Mugabe Meets African Leaders

  • Share
  • Read Later
Remy Gabalda / AP; Alexander Joe / AFP / Getty

Robert Mugabe, left and Morgan Tsvangirai

On Saturday, two weeks to the day after they faced off in Zimbabwe's general election, President Robert Mugabe and opposition leader Morgan Tsvangirai will confront each other once more at an emergency meeting of regional heads of government in Zambia.

Zambian President Levy Mwanawasa called a conference of the 14-nation Southern African Development Community (SADC) in the Zambian capital Lusaka to discuss the delay in the release of results in Zimbabwe's presidential race. Though Tsvangirai's Movement for Democratic Change (MDC) won a parliamentary majority in the March 29 vote, the Zimbabwe Election Commission (ZEC) has not released the official result in the presidential race. An independent survey places Tsvangirai well ahead in the vote, and the MDC itself claims an outright victory after 28 years of Mugabe's rule.

The delay is widely seen as a stalling tactic by Mugabe's Zanu-PF regime to give its "shock troops," government-allied mobs known as the "war veterans," to fan out across the country, seize land and intimidate voters in the event of an eventual presidential run-off. Tsvangirai told TIME this week that what was happening in Zimbabwe was a "de facto military coup." Government spokesman Bright Matonga has countered — with no evidence to support his claims, however — that the veterans are trying to resist a program of land seizures by white farmers crossing into Zimbabwe from South Africa.

Mugabe's Zanu-PF have demanded a recount even though the official result hasn't been released. Meanwhile, an opposition attempt to force the High Court to order the release of the results has so far served only to give the commission further grounds for delay. "The question of the results of the presidential election is now the subject of legal proceedings in the High Court," the ZEC said in a statement cited by the state-run Herald newspaper Friday. "Pending determination by that court, and in line with established rules of court, norms and procedures, the commission is unable to comment on this subject."

In the past, Mugabe has found support and empathy from neighboring states in the SADC. Many southern African leaders, such as South African President Thabo Mbeki, are his peers in the African liberation movement. Others, such as Angolan President Jose Eduardo dos Santos, have ruled just as undemocratically, and for just as long. In interview, Tsvangirai told TIME that his talks with SADC leaders had suggested Mugabe's support was evaporating. "Everyone realizes he is a cheat," he said.
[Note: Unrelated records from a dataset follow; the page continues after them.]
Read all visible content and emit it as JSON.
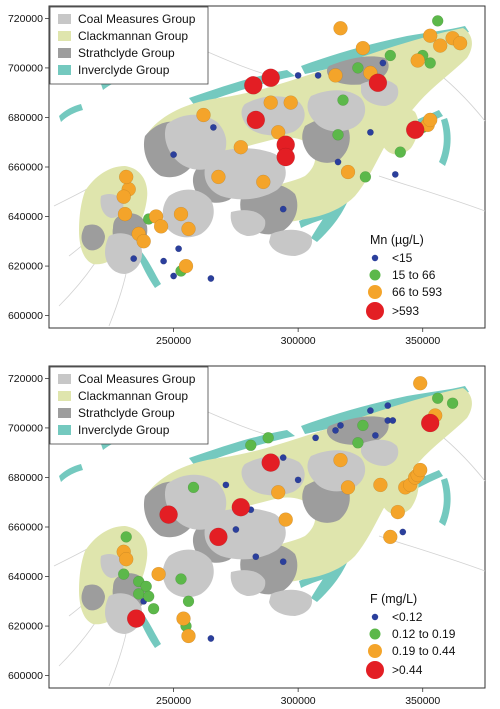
{
  "colors": {
    "coal": "#c7c7c7",
    "clack": "#dfe5ad",
    "strath": "#9d9d9d",
    "inver": "#74c9bf",
    "blue": "#2b3f9c",
    "green": "#5cb84a",
    "orange": "#f4a42a",
    "red": "#e31e24",
    "water": "#b9c9d4"
  },
  "legend_units": {
    "coal": "Coal Measures Group",
    "clack": "Clackmannan Group",
    "strath": "Strathclyde Group",
    "inver": "Inverclyde Group"
  },
  "maps": [
    {
      "id": "mn",
      "param_label": "Mn  (µg/L)",
      "classes": [
        "<15",
        "15 to 66",
        "66 to 593",
        ">593"
      ],
      "x_ticks": [
        "250000",
        "300000",
        "350000"
      ],
      "y_ticks": [
        "720000",
        "700000",
        "680000",
        "660000",
        "640000",
        "620000",
        "600000"
      ],
      "chart_data": {
        "type": "scatter",
        "xlim": [
          200000,
          375000
        ],
        "ylim": [
          595000,
          725000
        ],
        "points": [
          {
            "x": 232000,
            "y": 651000,
            "c": 2
          },
          {
            "x": 231000,
            "y": 656000,
            "c": 2
          },
          {
            "x": 230000,
            "y": 648000,
            "c": 2
          },
          {
            "x": 230500,
            "y": 641000,
            "c": 2
          },
          {
            "x": 236000,
            "y": 633000,
            "c": 2
          },
          {
            "x": 238000,
            "y": 630000,
            "c": 2
          },
          {
            "x": 234000,
            "y": 623000,
            "c": 0
          },
          {
            "x": 243000,
            "y": 640000,
            "c": 2
          },
          {
            "x": 240000,
            "y": 639000,
            "c": 1
          },
          {
            "x": 245000,
            "y": 636000,
            "c": 2
          },
          {
            "x": 253000,
            "y": 641000,
            "c": 2
          },
          {
            "x": 256000,
            "y": 635000,
            "c": 2
          },
          {
            "x": 252000,
            "y": 627000,
            "c": 0
          },
          {
            "x": 246000,
            "y": 622000,
            "c": 0
          },
          {
            "x": 253000,
            "y": 618000,
            "c": 1
          },
          {
            "x": 255000,
            "y": 620000,
            "c": 2
          },
          {
            "x": 250000,
            "y": 616000,
            "c": 0
          },
          {
            "x": 265000,
            "y": 615000,
            "c": 0
          },
          {
            "x": 250000,
            "y": 665000,
            "c": 0
          },
          {
            "x": 262000,
            "y": 681000,
            "c": 2
          },
          {
            "x": 266000,
            "y": 676000,
            "c": 0
          },
          {
            "x": 268000,
            "y": 656000,
            "c": 2
          },
          {
            "x": 277000,
            "y": 668000,
            "c": 2
          },
          {
            "x": 282000,
            "y": 693000,
            "c": 3
          },
          {
            "x": 283000,
            "y": 679000,
            "c": 3
          },
          {
            "x": 286000,
            "y": 654000,
            "c": 2
          },
          {
            "x": 289000,
            "y": 696000,
            "c": 3
          },
          {
            "x": 289000,
            "y": 686000,
            "c": 2
          },
          {
            "x": 292000,
            "y": 674000,
            "c": 2
          },
          {
            "x": 295000,
            "y": 669000,
            "c": 3
          },
          {
            "x": 295000,
            "y": 664000,
            "c": 3
          },
          {
            "x": 297000,
            "y": 686000,
            "c": 2
          },
          {
            "x": 300000,
            "y": 697000,
            "c": 0
          },
          {
            "x": 294000,
            "y": 643000,
            "c": 0
          },
          {
            "x": 308000,
            "y": 697000,
            "c": 0
          },
          {
            "x": 315000,
            "y": 697000,
            "c": 2
          },
          {
            "x": 317000,
            "y": 716000,
            "c": 2
          },
          {
            "x": 318000,
            "y": 687000,
            "c": 1
          },
          {
            "x": 316000,
            "y": 673000,
            "c": 1
          },
          {
            "x": 316000,
            "y": 662000,
            "c": 0
          },
          {
            "x": 320000,
            "y": 658000,
            "c": 2
          },
          {
            "x": 324000,
            "y": 700000,
            "c": 1
          },
          {
            "x": 326000,
            "y": 708000,
            "c": 2
          },
          {
            "x": 329000,
            "y": 698000,
            "c": 2
          },
          {
            "x": 332000,
            "y": 694000,
            "c": 3
          },
          {
            "x": 327000,
            "y": 656000,
            "c": 1
          },
          {
            "x": 329000,
            "y": 674000,
            "c": 0
          },
          {
            "x": 334000,
            "y": 702000,
            "c": 0
          },
          {
            "x": 337000,
            "y": 705000,
            "c": 1
          },
          {
            "x": 339000,
            "y": 657000,
            "c": 0
          },
          {
            "x": 341000,
            "y": 666000,
            "c": 1
          },
          {
            "x": 347000,
            "y": 675000,
            "c": 3
          },
          {
            "x": 350000,
            "y": 676000,
            "c": 1
          },
          {
            "x": 352000,
            "y": 677000,
            "c": 2
          },
          {
            "x": 353000,
            "y": 679000,
            "c": 2
          },
          {
            "x": 348000,
            "y": 703000,
            "c": 2
          },
          {
            "x": 350000,
            "y": 705000,
            "c": 1
          },
          {
            "x": 353000,
            "y": 713000,
            "c": 2
          },
          {
            "x": 353000,
            "y": 702000,
            "c": 1
          },
          {
            "x": 357000,
            "y": 709000,
            "c": 2
          },
          {
            "x": 362000,
            "y": 712000,
            "c": 2
          },
          {
            "x": 356000,
            "y": 719000,
            "c": 1
          },
          {
            "x": 365000,
            "y": 710000,
            "c": 2
          }
        ]
      }
    },
    {
      "id": "f",
      "param_label": "F  (mg/L)",
      "classes": [
        "<0.12",
        "0.12 to 0.19",
        "0.19 to 0.44",
        ">0.44"
      ],
      "x_ticks": [
        "250000",
        "300000",
        "350000"
      ],
      "y_ticks": [
        "720000",
        "700000",
        "680000",
        "660000",
        "640000",
        "620000",
        "600000"
      ],
      "chart_data": {
        "type": "scatter",
        "xlim": [
          200000,
          375000
        ],
        "ylim": [
          595000,
          725000
        ],
        "points": [
          {
            "x": 231000,
            "y": 656000,
            "c": 1
          },
          {
            "x": 230000,
            "y": 650000,
            "c": 2
          },
          {
            "x": 231000,
            "y": 647000,
            "c": 2
          },
          {
            "x": 230000,
            "y": 641000,
            "c": 1
          },
          {
            "x": 236000,
            "y": 638000,
            "c": 1
          },
          {
            "x": 239000,
            "y": 636000,
            "c": 1
          },
          {
            "x": 236000,
            "y": 633000,
            "c": 1
          },
          {
            "x": 238000,
            "y": 630000,
            "c": 0
          },
          {
            "x": 240000,
            "y": 632000,
            "c": 1
          },
          {
            "x": 242000,
            "y": 627000,
            "c": 1
          },
          {
            "x": 235000,
            "y": 623000,
            "c": 3
          },
          {
            "x": 244000,
            "y": 641000,
            "c": 2
          },
          {
            "x": 253000,
            "y": 639000,
            "c": 1
          },
          {
            "x": 256000,
            "y": 630000,
            "c": 1
          },
          {
            "x": 254000,
            "y": 623000,
            "c": 2
          },
          {
            "x": 255000,
            "y": 620000,
            "c": 1
          },
          {
            "x": 256000,
            "y": 616000,
            "c": 2
          },
          {
            "x": 265000,
            "y": 615000,
            "c": 0
          },
          {
            "x": 248000,
            "y": 665000,
            "c": 3
          },
          {
            "x": 258000,
            "y": 676000,
            "c": 1
          },
          {
            "x": 268000,
            "y": 656000,
            "c": 3
          },
          {
            "x": 271000,
            "y": 677000,
            "c": 0
          },
          {
            "x": 275000,
            "y": 659000,
            "c": 0
          },
          {
            "x": 277000,
            "y": 668000,
            "c": 3
          },
          {
            "x": 281000,
            "y": 693000,
            "c": 1
          },
          {
            "x": 281000,
            "y": 667000,
            "c": 0
          },
          {
            "x": 283000,
            "y": 648000,
            "c": 0
          },
          {
            "x": 288000,
            "y": 696000,
            "c": 1
          },
          {
            "x": 289000,
            "y": 686000,
            "c": 3
          },
          {
            "x": 294000,
            "y": 688000,
            "c": 0
          },
          {
            "x": 292000,
            "y": 674000,
            "c": 2
          },
          {
            "x": 295000,
            "y": 663000,
            "c": 2
          },
          {
            "x": 294000,
            "y": 646000,
            "c": 0
          },
          {
            "x": 300000,
            "y": 679000,
            "c": 0
          },
          {
            "x": 307000,
            "y": 696000,
            "c": 0
          },
          {
            "x": 315000,
            "y": 699000,
            "c": 0
          },
          {
            "x": 317000,
            "y": 701000,
            "c": 0
          },
          {
            "x": 317000,
            "y": 687000,
            "c": 2
          },
          {
            "x": 320000,
            "y": 676000,
            "c": 2
          },
          {
            "x": 324000,
            "y": 694000,
            "c": 1
          },
          {
            "x": 326000,
            "y": 701000,
            "c": 1
          },
          {
            "x": 329000,
            "y": 707000,
            "c": 0
          },
          {
            "x": 331000,
            "y": 697000,
            "c": 0
          },
          {
            "x": 333000,
            "y": 677000,
            "c": 2
          },
          {
            "x": 336000,
            "y": 703000,
            "c": 0
          },
          {
            "x": 336000,
            "y": 709000,
            "c": 0
          },
          {
            "x": 338000,
            "y": 703000,
            "c": 0
          },
          {
            "x": 337000,
            "y": 656000,
            "c": 2
          },
          {
            "x": 340000,
            "y": 666000,
            "c": 2
          },
          {
            "x": 343000,
            "y": 676000,
            "c": 2
          },
          {
            "x": 345000,
            "y": 677000,
            "c": 2
          },
          {
            "x": 347000,
            "y": 680000,
            "c": 2
          },
          {
            "x": 348000,
            "y": 681000,
            "c": 2
          },
          {
            "x": 349000,
            "y": 683000,
            "c": 2
          },
          {
            "x": 353000,
            "y": 702000,
            "c": 3
          },
          {
            "x": 355000,
            "y": 705000,
            "c": 2
          },
          {
            "x": 349000,
            "y": 718000,
            "c": 2
          },
          {
            "x": 356000,
            "y": 712000,
            "c": 1
          },
          {
            "x": 362000,
            "y": 710000,
            "c": 1
          },
          {
            "x": 342000,
            "y": 658000,
            "c": 0
          }
        ]
      }
    }
  ]
}
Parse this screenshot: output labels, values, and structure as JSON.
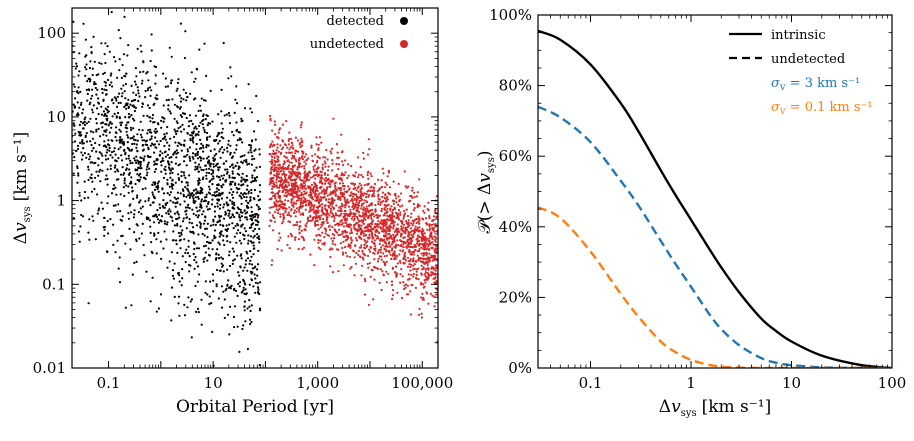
{
  "chart_data": [
    {
      "type": "scatter",
      "xlabel": "Orbital Period [yr]",
      "ylabel": "Δv_sys [km s⁻¹]",
      "ylabel_main": "Δ",
      "ylabel_var": "v",
      "ylabel_sub": "sys",
      "ylabel_unit": "[km s⁻¹]",
      "xscale": "log",
      "yscale": "log",
      "xlim": [
        0.02,
        200000
      ],
      "ylim": [
        0.01,
        200
      ],
      "xticks": [
        0.1,
        10,
        1000,
        100000
      ],
      "xtick_labels": [
        "0.1",
        "10",
        "1,000",
        "100,000"
      ],
      "yticks": [
        0.01,
        0.1,
        1,
        10,
        100
      ],
      "ytick_labels": [
        "0.01",
        "0.1",
        "1",
        "10",
        "100"
      ],
      "legend_position": "top-right",
      "series": [
        {
          "name": "detected",
          "color": "#000000",
          "trend": {
            "period_range": [
              0.02,
              80
            ],
            "log_v_at_logP0": 0.6,
            "slope": -0.35,
            "scatter_dex": 0.55
          },
          "n_points": 1900
        },
        {
          "name": "undetected",
          "color": "#d62728",
          "trend": {
            "period_range": [
              10,
              200000
            ],
            "log_v_at_logP0": 0.95,
            "slope": -0.3,
            "scatter_dex": 0.3
          },
          "n_points": 2400
        }
      ]
    },
    {
      "type": "line",
      "xlabel": "Δv_sys [km s⁻¹]",
      "xlabel_main": "Δ",
      "xlabel_var": "v",
      "xlabel_sub": "sys",
      "xlabel_unit": "[km s⁻¹]",
      "ylabel": "𝒫(> Δv_sys)",
      "ylabel_main": "𝒫(> Δ",
      "ylabel_var": "v",
      "ylabel_sub": "sys",
      "ylabel_end": ")",
      "xscale": "log",
      "xlim": [
        0.03,
        100
      ],
      "ylim": [
        0,
        100
      ],
      "xticks": [
        0.1,
        1,
        10,
        100
      ],
      "xtick_labels": [
        "0.1",
        "1",
        "10",
        "100"
      ],
      "yticks": [
        0,
        20,
        40,
        60,
        80,
        100
      ],
      "ytick_labels": [
        "0%",
        "20%",
        "40%",
        "60%",
        "80%",
        "100%"
      ],
      "legend_position": "top-right",
      "legend": [
        {
          "label": "intrinsic",
          "style": "solid",
          "color": "#000000"
        },
        {
          "label": "undetected",
          "style": "dashed",
          "color": "#000000"
        },
        {
          "label_var": "σ",
          "label_sub": "v",
          "label_rest": " = 3 km s⁻¹",
          "color": "#1f77b4"
        },
        {
          "label_var": "σ",
          "label_sub": "v",
          "label_rest": " = 0.1 km s⁻¹",
          "color": "#ff7f0e"
        }
      ],
      "x": [
        0.03,
        0.05,
        0.1,
        0.2,
        0.3,
        0.5,
        0.7,
        1,
        1.5,
        2,
        3,
        5,
        7,
        10,
        20,
        50,
        100
      ],
      "series": [
        {
          "name": "intrinsic",
          "style": "solid",
          "color": "#000000",
          "values": [
            95.5,
            93,
            86,
            75,
            67,
            56,
            49,
            42,
            34,
            28.5,
            21.5,
            14,
            10.5,
            7.5,
            3.5,
            0.8,
            0
          ]
        },
        {
          "name": "σv = 3 km s⁻¹",
          "style": "dashed",
          "color": "#1f77b4",
          "values": [
            74,
            71,
            64,
            53,
            46,
            36,
            29.5,
            23,
            15.5,
            11,
            6.5,
            2.8,
            1.5,
            0.8,
            0.2,
            0,
            0
          ]
        },
        {
          "name": "σv = 0.1 km s⁻¹",
          "style": "dashed",
          "color": "#ff7f0e",
          "values": [
            45.5,
            42.5,
            33,
            21,
            14.5,
            7.5,
            4.5,
            2.3,
            0.9,
            0.4,
            0.1,
            0,
            0,
            0,
            0,
            0,
            0
          ]
        }
      ]
    }
  ]
}
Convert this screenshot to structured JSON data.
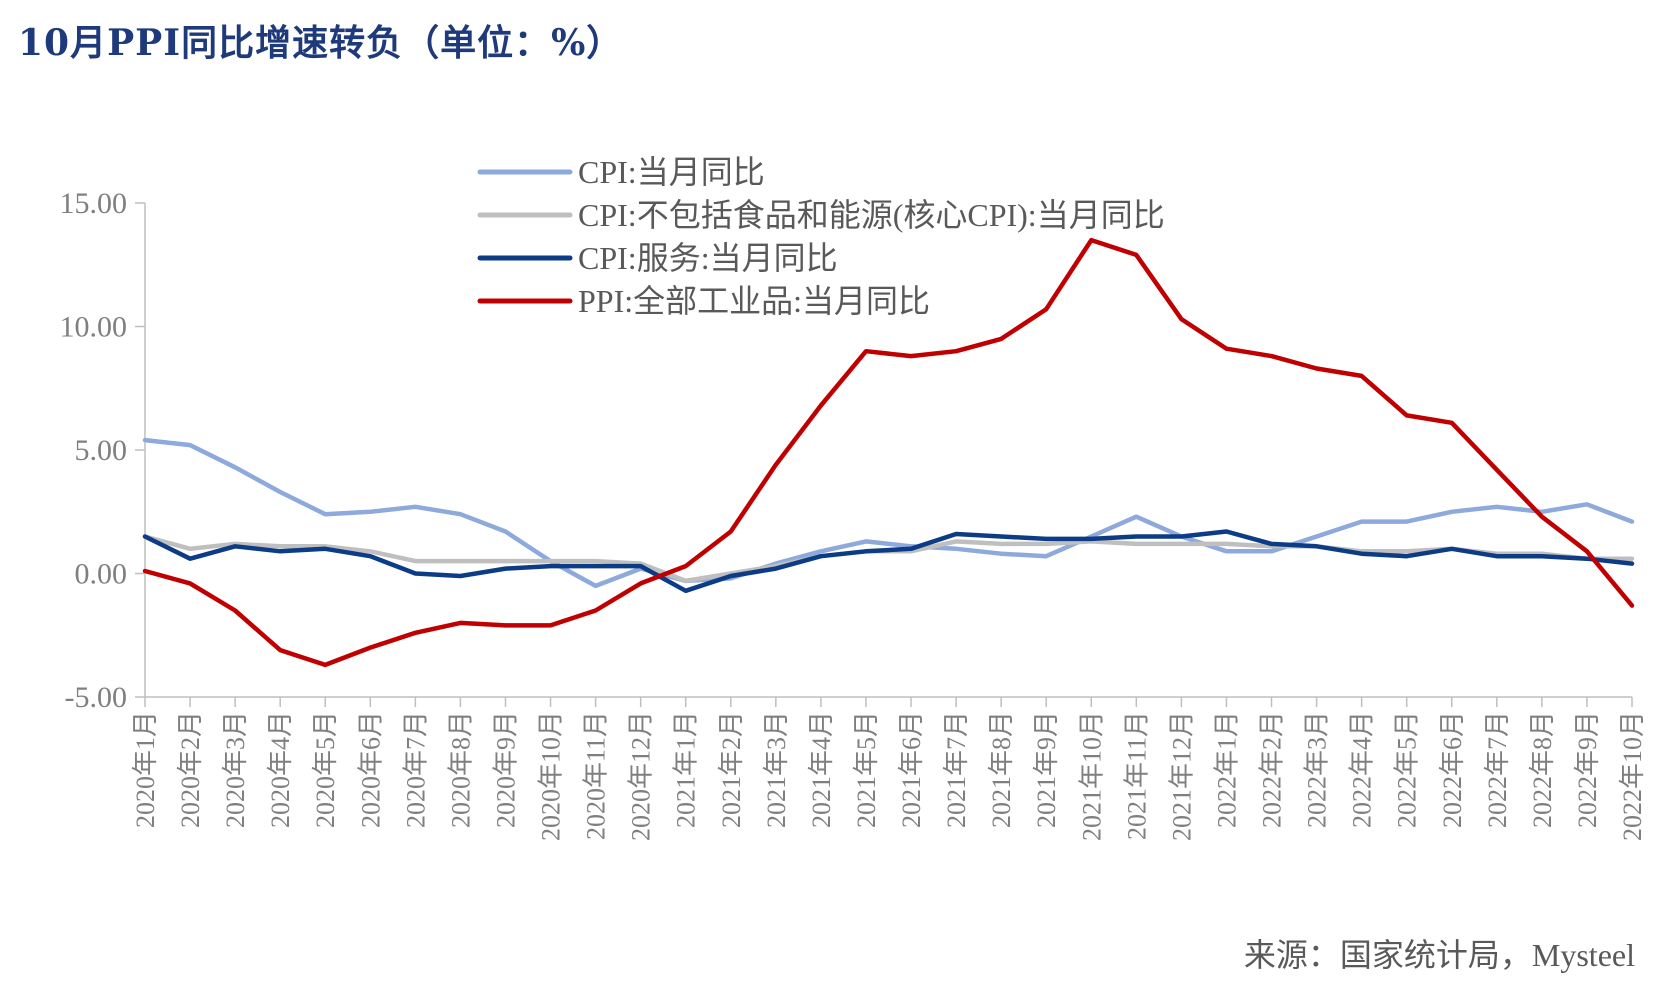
{
  "source": "来源：国家统计局，Mysteel",
  "chart_data": {
    "type": "line",
    "title": "10月PPI同比增速转负（单位：%）",
    "xlabel": "",
    "ylabel": "",
    "ylim": [
      -5,
      15
    ],
    "yticks": [
      -5,
      0,
      5,
      10,
      15
    ],
    "ytick_labels": [
      "-5.00",
      "0.00",
      "5.00",
      "10.00",
      "15.00"
    ],
    "grid": false,
    "legend_position": "top-center",
    "categories": [
      "2020年1月",
      "2020年2月",
      "2020年3月",
      "2020年4月",
      "2020年5月",
      "2020年6月",
      "2020年7月",
      "2020年8月",
      "2020年9月",
      "2020年10月",
      "2020年11月",
      "2020年12月",
      "2021年1月",
      "2021年2月",
      "2021年3月",
      "2021年4月",
      "2021年5月",
      "2021年6月",
      "2021年7月",
      "2021年8月",
      "2021年9月",
      "2021年10月",
      "2021年11月",
      "2021年12月",
      "2022年1月",
      "2022年2月",
      "2022年3月",
      "2022年4月",
      "2022年5月",
      "2022年6月",
      "2022年7月",
      "2022年8月",
      "2022年9月",
      "2022年10月"
    ],
    "series": [
      {
        "name": "CPI:当月同比",
        "color": "#8ea9db",
        "values": [
          5.4,
          5.2,
          4.3,
          3.3,
          2.4,
          2.5,
          2.7,
          2.4,
          1.7,
          0.5,
          -0.5,
          0.2,
          -0.3,
          -0.2,
          0.4,
          0.9,
          1.3,
          1.1,
          1.0,
          0.8,
          0.7,
          1.5,
          2.3,
          1.5,
          0.9,
          0.9,
          1.5,
          2.1,
          2.1,
          2.5,
          2.7,
          2.5,
          2.8,
          2.1
        ]
      },
      {
        "name": "CPI:不包括食品和能源(核心CPI):当月同比",
        "color": "#bfbfbf",
        "values": [
          1.5,
          1.0,
          1.2,
          1.1,
          1.1,
          0.9,
          0.5,
          0.5,
          0.5,
          0.5,
          0.5,
          0.4,
          -0.3,
          0.0,
          0.3,
          0.7,
          0.9,
          0.9,
          1.3,
          1.2,
          1.2,
          1.3,
          1.2,
          1.2,
          1.2,
          1.1,
          1.1,
          0.9,
          0.9,
          1.0,
          0.8,
          0.8,
          0.6,
          0.6
        ]
      },
      {
        "name": "CPI:服务:当月同比",
        "color": "#0d3c87",
        "values": [
          1.5,
          0.6,
          1.1,
          0.9,
          1.0,
          0.7,
          0.0,
          -0.1,
          0.2,
          0.3,
          0.3,
          0.3,
          -0.7,
          -0.1,
          0.2,
          0.7,
          0.9,
          1.0,
          1.6,
          1.5,
          1.4,
          1.4,
          1.5,
          1.5,
          1.7,
          1.2,
          1.1,
          0.8,
          0.7,
          1.0,
          0.7,
          0.7,
          0.6,
          0.4
        ]
      },
      {
        "name": "PPI:全部工业品:当月同比",
        "color": "#c00000",
        "values": [
          0.1,
          -0.4,
          -1.5,
          -3.1,
          -3.7,
          -3.0,
          -2.4,
          -2.0,
          -2.1,
          -2.1,
          -1.5,
          -0.4,
          0.3,
          1.7,
          4.4,
          6.8,
          9.0,
          8.8,
          9.0,
          9.5,
          10.7,
          13.5,
          12.9,
          10.3,
          9.1,
          8.8,
          8.3,
          8.0,
          6.4,
          6.1,
          4.2,
          2.3,
          0.9,
          -1.3
        ]
      }
    ]
  }
}
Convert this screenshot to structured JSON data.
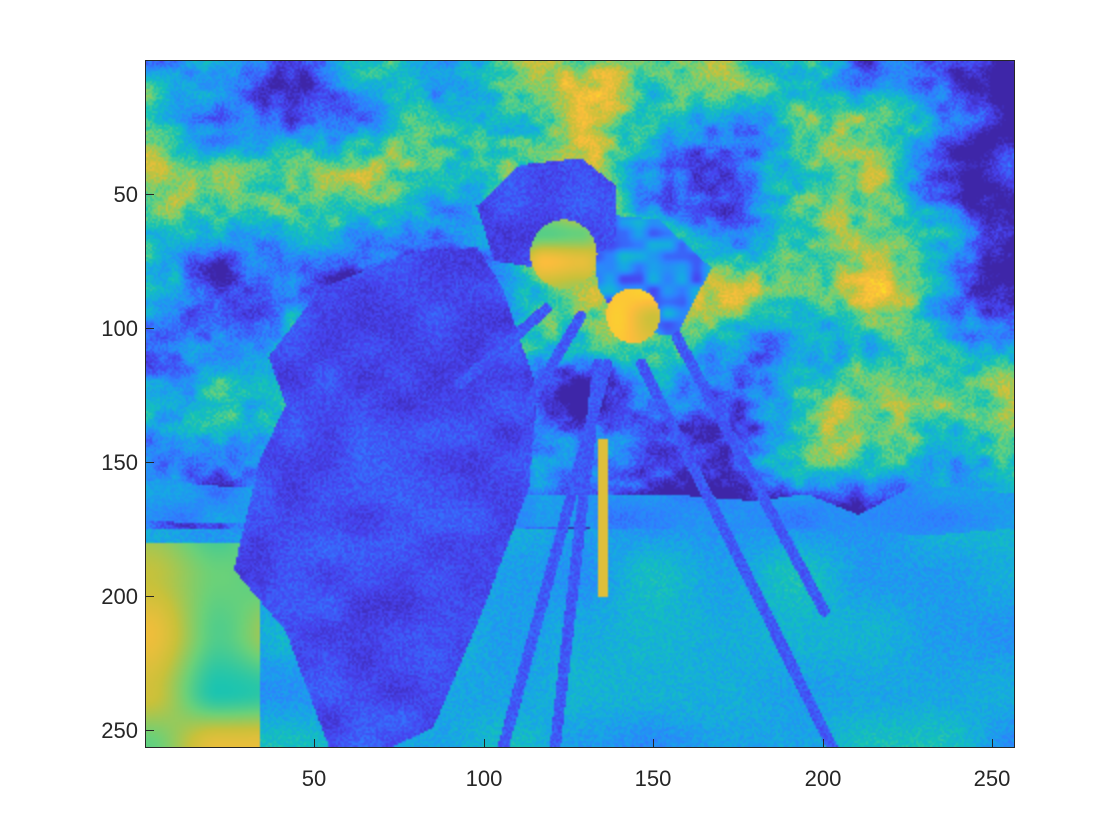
{
  "figure": {
    "image_description": "Cameraman photograph displayed with a parula-style false-color colormap",
    "colormap": [
      "#3e26a8",
      "#4743f0",
      "#2f80ff",
      "#17a7e6",
      "#14c3b6",
      "#6bd179",
      "#c9c13a",
      "#fdbd3c",
      "#f9e722"
    ]
  },
  "axes": {
    "x_ticks": [
      "50",
      "100",
      "150",
      "200",
      "250"
    ],
    "y_ticks": [
      "50",
      "100",
      "150",
      "200",
      "250"
    ],
    "x_range": [
      0.5,
      256.5
    ],
    "y_range": [
      0.5,
      256.5
    ]
  }
}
Nevertheless, no SADC leader has yet joined the worldwide chorus of condemnation of Mugabe nor echoed accusations that he is attempting to steal the vote. There is little expectation that the organization will reverse its stand on Mugabe this time around, not least because SADC often bridles at any kind of outside intervention; and Mugabe blames sanctions and persistent imperial ambitions of white foreigners for his country's economic woes. Certainly someone has a lot to answer for: the former British colony now has a six-figure annual inflation rate, unemployment is 80%, and average life expectancy stands at 37 years.